Nobel ödüllü ekonomist Prof. Dr. Daron Acemoğlu‘nun, Türkiye’deki enflasyon ve fakirlik üzerine yaptığı verimlilik odaklı açıklamaları gündem oldu. Acemoğlu’nun “Türkiye’de temel sorunun fakirlik” olduğunu belirtmesi, ekonomistlerin dikkatini çekerken farklı yorumlar ve eleştirilerle karşılandı.
Ekonomi alanında Nobel ödülünü kazanan MIT Öğretim Üyesi Acemoğlu, Türkiye ziyaretinde çeşitli medya kuruluşlarına demeç verirken özellikle Fatih Altaylı ile yaptığı röportaj ilgi gördü. Ücretler, enflasyon ve verimlilik konularında söyledikleri ise ekonomistlerin en çok üzerinde durduğu başlıklar oldu.
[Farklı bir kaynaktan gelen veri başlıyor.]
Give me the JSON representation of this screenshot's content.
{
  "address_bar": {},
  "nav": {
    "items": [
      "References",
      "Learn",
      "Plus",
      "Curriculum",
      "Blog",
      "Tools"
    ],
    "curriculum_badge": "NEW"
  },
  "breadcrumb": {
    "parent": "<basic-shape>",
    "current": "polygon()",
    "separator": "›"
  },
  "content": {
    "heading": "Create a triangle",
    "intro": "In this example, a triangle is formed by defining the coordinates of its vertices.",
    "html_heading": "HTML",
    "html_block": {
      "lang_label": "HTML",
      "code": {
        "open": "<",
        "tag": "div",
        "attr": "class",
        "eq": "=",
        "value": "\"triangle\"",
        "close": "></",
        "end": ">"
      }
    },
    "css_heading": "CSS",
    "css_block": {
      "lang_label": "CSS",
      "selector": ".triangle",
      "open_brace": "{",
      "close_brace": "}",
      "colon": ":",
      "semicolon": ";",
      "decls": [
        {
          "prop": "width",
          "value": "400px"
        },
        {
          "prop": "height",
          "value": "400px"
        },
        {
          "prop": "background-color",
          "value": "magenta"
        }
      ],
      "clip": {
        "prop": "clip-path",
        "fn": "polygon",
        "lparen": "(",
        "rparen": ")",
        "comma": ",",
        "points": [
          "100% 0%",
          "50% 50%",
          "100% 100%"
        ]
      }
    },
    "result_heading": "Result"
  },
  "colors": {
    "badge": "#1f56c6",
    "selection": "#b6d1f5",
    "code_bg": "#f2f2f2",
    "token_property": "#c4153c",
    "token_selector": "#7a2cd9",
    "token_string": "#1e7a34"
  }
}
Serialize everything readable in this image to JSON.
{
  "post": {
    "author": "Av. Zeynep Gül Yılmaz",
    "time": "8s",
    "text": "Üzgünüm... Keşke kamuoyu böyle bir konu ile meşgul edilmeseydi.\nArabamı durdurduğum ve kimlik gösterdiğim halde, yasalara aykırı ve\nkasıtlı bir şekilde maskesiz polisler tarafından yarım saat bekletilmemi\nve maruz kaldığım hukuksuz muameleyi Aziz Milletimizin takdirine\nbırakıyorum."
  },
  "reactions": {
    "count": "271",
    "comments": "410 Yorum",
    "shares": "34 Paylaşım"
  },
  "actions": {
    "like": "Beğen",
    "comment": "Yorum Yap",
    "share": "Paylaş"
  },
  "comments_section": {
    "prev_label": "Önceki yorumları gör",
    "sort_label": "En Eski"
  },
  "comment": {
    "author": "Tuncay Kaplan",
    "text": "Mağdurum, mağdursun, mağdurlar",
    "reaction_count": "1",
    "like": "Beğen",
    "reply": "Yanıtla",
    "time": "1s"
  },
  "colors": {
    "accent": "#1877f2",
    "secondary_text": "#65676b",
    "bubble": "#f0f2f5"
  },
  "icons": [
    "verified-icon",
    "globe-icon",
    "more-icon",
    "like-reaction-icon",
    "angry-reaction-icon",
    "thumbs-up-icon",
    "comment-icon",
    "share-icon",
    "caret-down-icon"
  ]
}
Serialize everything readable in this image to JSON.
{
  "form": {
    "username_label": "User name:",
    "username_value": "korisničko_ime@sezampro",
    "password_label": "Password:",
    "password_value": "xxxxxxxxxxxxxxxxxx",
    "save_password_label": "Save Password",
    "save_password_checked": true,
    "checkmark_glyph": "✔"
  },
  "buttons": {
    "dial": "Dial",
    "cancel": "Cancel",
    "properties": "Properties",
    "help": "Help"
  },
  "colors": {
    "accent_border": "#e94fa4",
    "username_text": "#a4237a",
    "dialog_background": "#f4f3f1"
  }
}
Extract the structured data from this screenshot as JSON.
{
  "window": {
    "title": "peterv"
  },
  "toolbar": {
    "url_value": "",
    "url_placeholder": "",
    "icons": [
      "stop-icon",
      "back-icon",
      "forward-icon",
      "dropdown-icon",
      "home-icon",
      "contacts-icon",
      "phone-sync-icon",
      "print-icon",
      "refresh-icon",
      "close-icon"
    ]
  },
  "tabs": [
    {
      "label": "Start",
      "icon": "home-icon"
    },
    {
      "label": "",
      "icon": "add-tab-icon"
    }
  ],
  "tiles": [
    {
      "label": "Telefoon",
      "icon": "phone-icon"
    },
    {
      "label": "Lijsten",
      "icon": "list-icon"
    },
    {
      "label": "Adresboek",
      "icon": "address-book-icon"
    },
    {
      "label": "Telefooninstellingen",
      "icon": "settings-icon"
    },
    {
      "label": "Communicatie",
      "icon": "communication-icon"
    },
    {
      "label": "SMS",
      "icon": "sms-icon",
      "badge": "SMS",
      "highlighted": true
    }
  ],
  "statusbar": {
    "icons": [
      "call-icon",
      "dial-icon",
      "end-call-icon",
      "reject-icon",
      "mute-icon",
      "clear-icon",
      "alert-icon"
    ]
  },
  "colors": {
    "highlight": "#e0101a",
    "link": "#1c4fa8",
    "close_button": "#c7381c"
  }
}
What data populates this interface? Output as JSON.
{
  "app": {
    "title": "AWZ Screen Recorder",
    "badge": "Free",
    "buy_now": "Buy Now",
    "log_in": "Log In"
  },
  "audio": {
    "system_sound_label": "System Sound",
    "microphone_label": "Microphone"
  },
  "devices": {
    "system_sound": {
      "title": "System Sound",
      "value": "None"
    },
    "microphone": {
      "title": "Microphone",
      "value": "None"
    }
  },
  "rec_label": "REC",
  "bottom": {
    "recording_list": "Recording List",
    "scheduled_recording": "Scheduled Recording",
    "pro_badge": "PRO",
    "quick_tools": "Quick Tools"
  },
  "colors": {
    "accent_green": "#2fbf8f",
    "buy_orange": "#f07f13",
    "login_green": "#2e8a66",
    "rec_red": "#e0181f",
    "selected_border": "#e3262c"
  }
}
“TÜRKİYE’DE TEMEL SORUN FAKİRLİK”
Daron Acemoğlu açıklamalarında şu görüşlere yer verdi:
“Enflasyon bir semptomdur. Türkiye’de temel sorun fakirlik. Çünkü işçi ücretleri artmıyor. İşçi ücretlerinin artması için eğitim ve teknolojiye yatırım yaparak verimliliği artırmamız lazım. Enflasyon sorunu verimlilik artışından gelen ücret artışıyla çözülür.”
Ekonomistler verimliliğin Türkiye’deki enflasyon ve maaşlar üzerindeki etkisini değerlendirerek Acemoğlu’nun açıklamalarını yorumladı.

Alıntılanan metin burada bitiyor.